This week we finally completed my wife, Iris's book entitled " Finding the Treasures Left Along the Trail - My Cherokee Heritage". It is available on Amazon.com. This book presents over 1200 years of ancestry that reaches all the way back to the Battle of Tours and the General of the Frankish Military, Charles " The Hammer" Martel. The book tells of the arrival of a young Englishman to the American continent in 1627 and his involvement with the Shawnee and Cherokee Tribes. You will read stories of Thomas Pasmere Carpenter's family and their significant contributions to Cherokee history and early American history. These stories will provide a very different image of our Native American brothers and sisters from what we were taught in our public schools. This is an exciting journey into family history where two people from very different cultures came together in marriage and contributed, in a very positive way, to the early establishment of our great Nation.

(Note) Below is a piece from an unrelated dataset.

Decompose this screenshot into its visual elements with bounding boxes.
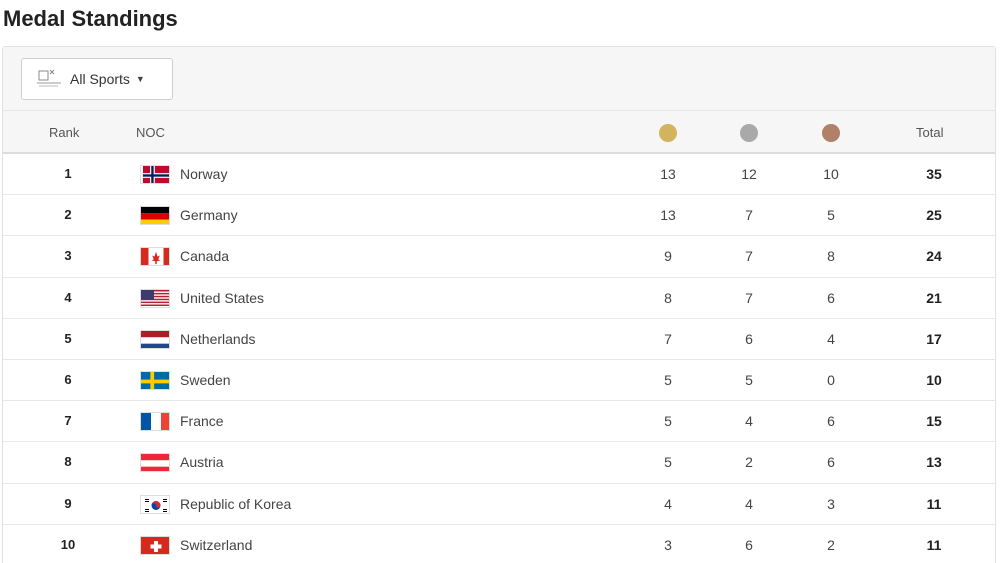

I must also disclose that helping my wife research this book, enlightened me about Native American traditional knowledge, and has strongly influenced the concerns and issues I have about our natural environment, forestry, which I have
been writing about in my book and this blog. We have significant concerns about the future of our natural surroundings and what it means for our grandchildren and their children. We are, only now, beginning to realize what our purpose has been, and realize we are finally beginning to scratch the surface. Somehow we can not allow the Traditional Knowledge of our indigenous people to be lost. Our very future depends on rekindling the wisdom of observing, understanding and managing the complexity and detail of Nature!